Beer truck hits the road in borough

Naugatuck resident Adam Lopez started the Naugatuck Beer Truck, an alcohol delivery service, with two partners in December. –CONTRIBUTED

Naugatuck resident Adam Lopez started the Naugatuck Beer Truck, an alcohol delivery service, with two partners in December. –CONTRIBUTED

NAUGATUCK — When Adam Lopez was thinking about starting his own business he knew he wanted to do something “cool.”

“I wanted to bring something local to the town of Naugatuck. I wanted to do something cool and innovative in this uptick that Naugatuck has been having of cool, popular businesses coming in,” said Lopez, who pointed to the recent opening of 66 Church Street and Club Comedy in the borough. “All this cool stuff has been going on so I wanted to add to it and put our two cents into that mix.”

Lopez’s idea was to start an alcohol delivery service where customers could call to place an order and have alcohol brought directly to their door.

The Naugatuck Beer Truck hit the road in December.
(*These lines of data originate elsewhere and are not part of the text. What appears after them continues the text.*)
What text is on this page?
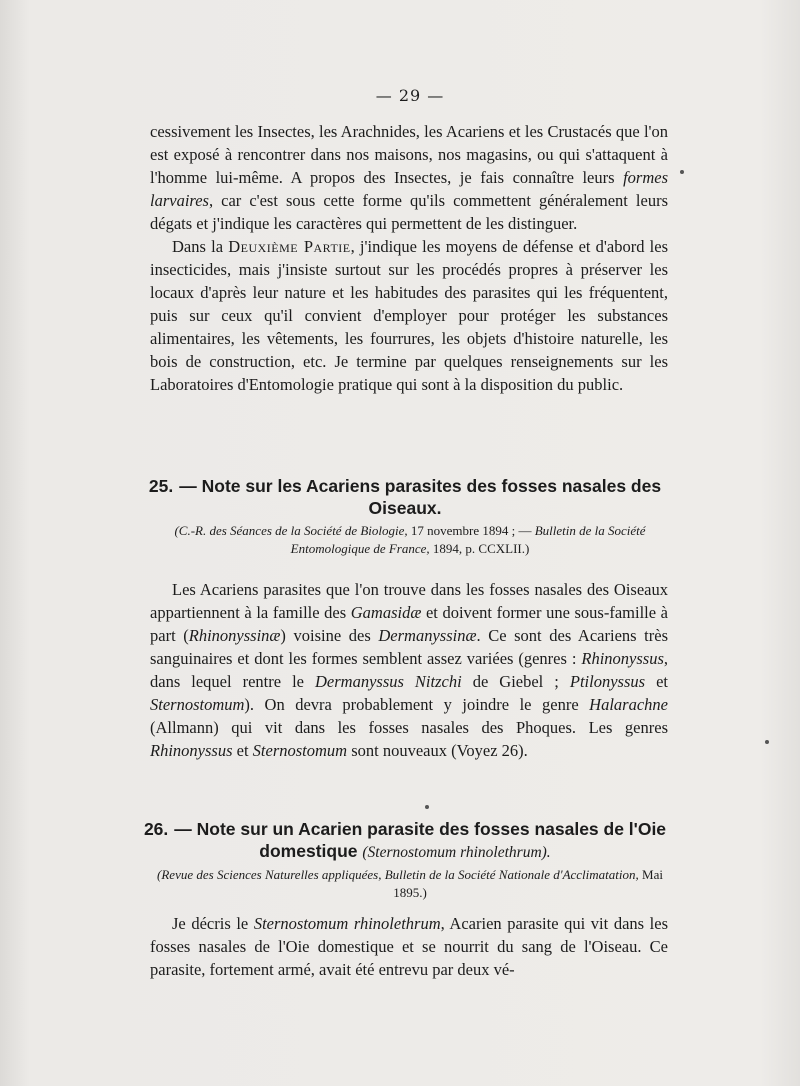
— 29 —

cessivement les Insectes, les Arachnides, les Acariens et les Crustacés que l'on est exposé à rencontrer dans nos maisons, nos magasins, ou qui s'attaquent à l'homme lui-même. A propos des Insectes, je fais connaître leurs formes larvaires, car c'est sous cette forme qu'ils commettent généralement leurs dégats et j'indique les caractères qui permettent de les distinguer.

Dans la Deuxième Partie, j'indique les moyens de défense et d'abord les insecticides, mais j'insiste surtout sur les procédés propres à préserver les locaux d'après leur nature et les habitudes des parasites qui les fréquentent, puis sur ceux qu'il convient d'employer pour protéger les substances alimentaires, les vêtements, les fourrures, les objets d'histoire naturelle, les bois de construction, etc. Je termine par quelques renseignements sur les Laboratoires d'Entomologie pratique qui sont à la disposition du public.

25. — Note sur les Acariens parasites des fosses nasales des Oiseaux.

(C.-R. des Séances de la Société de Biologie, 17 novembre 1894 ; — Bulletin de la Société Entomologique de France, 1894, p. CCXLII.)

Les Acariens parasites que l'on trouve dans les fosses nasales des Oiseaux appartiennent à la famille des Gamasidæ et doivent former une sous-famille à part (Rhinonyssinæ) voisine des Dermanyssinæ. Ce sont des Acariens très sanguinaires et dont les formes semblent assez variées (genres : Rhinonyssus, dans lequel rentre le Dermanyssus Nitzchi de Giebel ; Ptilonyssus et Sternostomum). On devra probablement y joindre le genre Halarachne (Allmann) qui vit dans les fosses nasales des Phoques. Les genres Rhinonyssus et Sternostomum sont nouveaux (Voyez 26).

26. — Note sur un Acarien parasite des fosses nasales de l'Oie domestique (Sternostomum rhinolethrum).

(Revue des Sciences Naturelles appliquées, Bulletin de la Société Nationale d'Acclimatation, Mai 1895.)

Je décris le Sternostomum rhinolethrum, Acarien parasite qui vit dans les fosses nasales de l'Oie domestique et se nourrit du sang de l'Oiseau. Ce parasite, fortement armé, avait été entrevu par deux vé-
“Once we get a call, it is like ordering a pizza. We take your name, your age, your phone number, you location, and your order. We run to one of our partner liquor stores, pick up your order, and bring it to your door,” said Lopez, a 27-year-old Naugatuck resident.
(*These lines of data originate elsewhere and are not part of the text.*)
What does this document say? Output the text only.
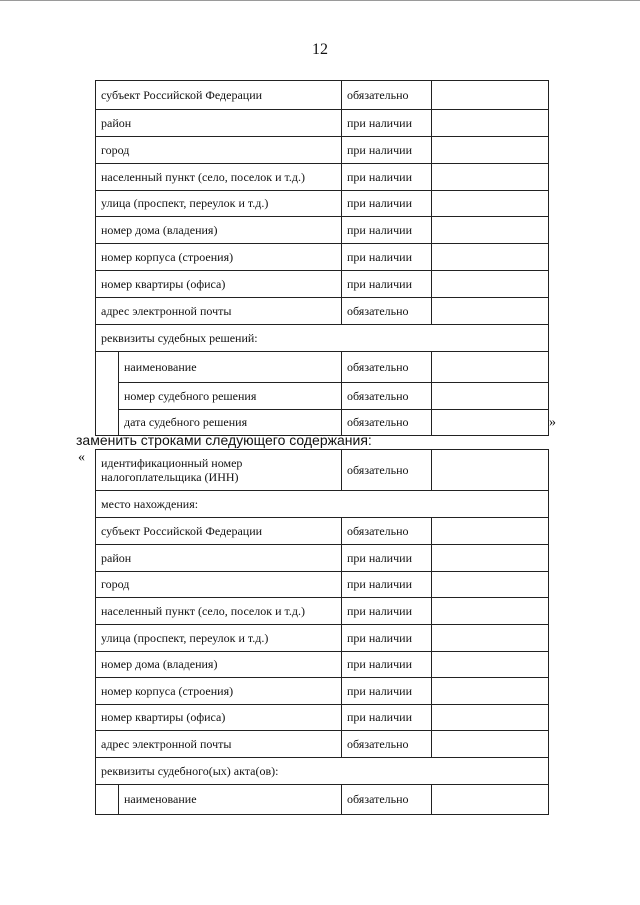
12
субъект Российской Федерации		обязательно	
район		при наличии	
город		при наличии	
населенный пункт (село, поселок и т.д.)		при наличии	
улица (проспект, переулок и т.д.)		при наличии	
номер дома (владения)		при наличии	
номер корпуса (строения)		при наличии	
номер квартиры (офиса)		при наличии	
адрес электронной почты		обязательно	
реквизиты судебных решений:			
	наименование	обязательно	
	номер судебного решения	обязательно	
	дата судебного решения	обязательно		»
заменить строками следующего содержания:
« идентификационный номер
налогоплательщика (ИНН)		обязательно	
место нахождения:			
субъект Российской Федерации		обязательно	
район		при наличии	
город		при наличии	
населенный пункт (село, поселок и т.д.)		при наличии	
улица (проспект, переулок и т.д.)		при наличии	
номер дома (владения)		при наличии	
номер корпуса (строения)		при наличии	
номер квартиры (офиса)		при наличии	
адрес электронной почты		обязательно	
реквизиты судебного(ых) акта(ов):			
	наименование	обязательно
Lopez, who has lived in Naugatuck since he was 6, feels the borough offers the perfect setting for this type of business. According to the 2013 census data, Naugatuck’s population is approximately 32,000 and the town is about 16.5 square miles.

“Population density alone puts us in a terrific spot for it. We can get from one side of the town to the other in no more than half an hour. So it’s kind of the perfect market to test it out in,” Lopez said.

Lopez said the idea of an alcohol delivery service has been tried in other municipalities in Connecticut, such as North Haven, but because of the population and the size of the towns, it didn’t work.

The Naugatuck Beer Truck has a storefront on Meadow Street, but it does not actually sell anything out of it. Rather, the storefront is a call center for the company, Lopez said. Currently there are three employees, Lopez and his two partners, David Sabal and Michael Sherwood, who are both from Naugatuck.

“It’s something where we wanted to keep it just us three for right now because we really wanted to get to know the customer base. Every single interaction and situation we are in, we wanted to see it for ourselves because, at the end of the day, we are the ones calling the shots,” Lopez said.

Lopez said the idea for an alcohol delivery service was solidified while he was working on the campaign for Mayor N. Warren “Pete” Hess. Lopez said they discussed ways of making Naugatuck more of a destination than a place people simply pass through.

“We really wanted to make it a cool place to come. A lot of people and a lot of businesses have been trying to do that. People have been very forward thinking in the community, which is terrific. A lot of people have been trying new things and supporting new businesses. We felt like we are at the zenith of people embracing new businesses,” Lopez said.

Lopez feels the Naugatuck Beer Truck can also help to keep borough streets a little safer by keeping people who have had a few drinks from driving to a liquor store.

According to the Center for Disease Control, in 2013, 10,076 people were killed in alcohol-impaired driving crashes, accounting for 31 percent of all traffic-related deaths in the United States.

“If we can cut down the number of people that are driving on the road after having even two or three drinks then we feel like we are doing our part to help better the community,” Lopez said.

Whether an alcohol delivery service or a brick-and-mortar package store, the concern about selling to minors remains.

Lopez said it is up to the drivers to verify that a customer is of age to drink. If the driver does not feel comfortable handing over the alcohol, he or she is able to deny the sale at that time, he said. In addition, if the driver feels the recipient is too intoxicated, the sale can be denied, he added.
“We will take the order right back to our shop and they will not receive the order because at the end of the day it is about safety,” Lopez said.

Lopez said the company may expand to other towns in the future, but for now he wants to make sure it continues to run well in Naugatuck.

“Right now Naugatuck is our main focus and our cornerstone,” Lopez said.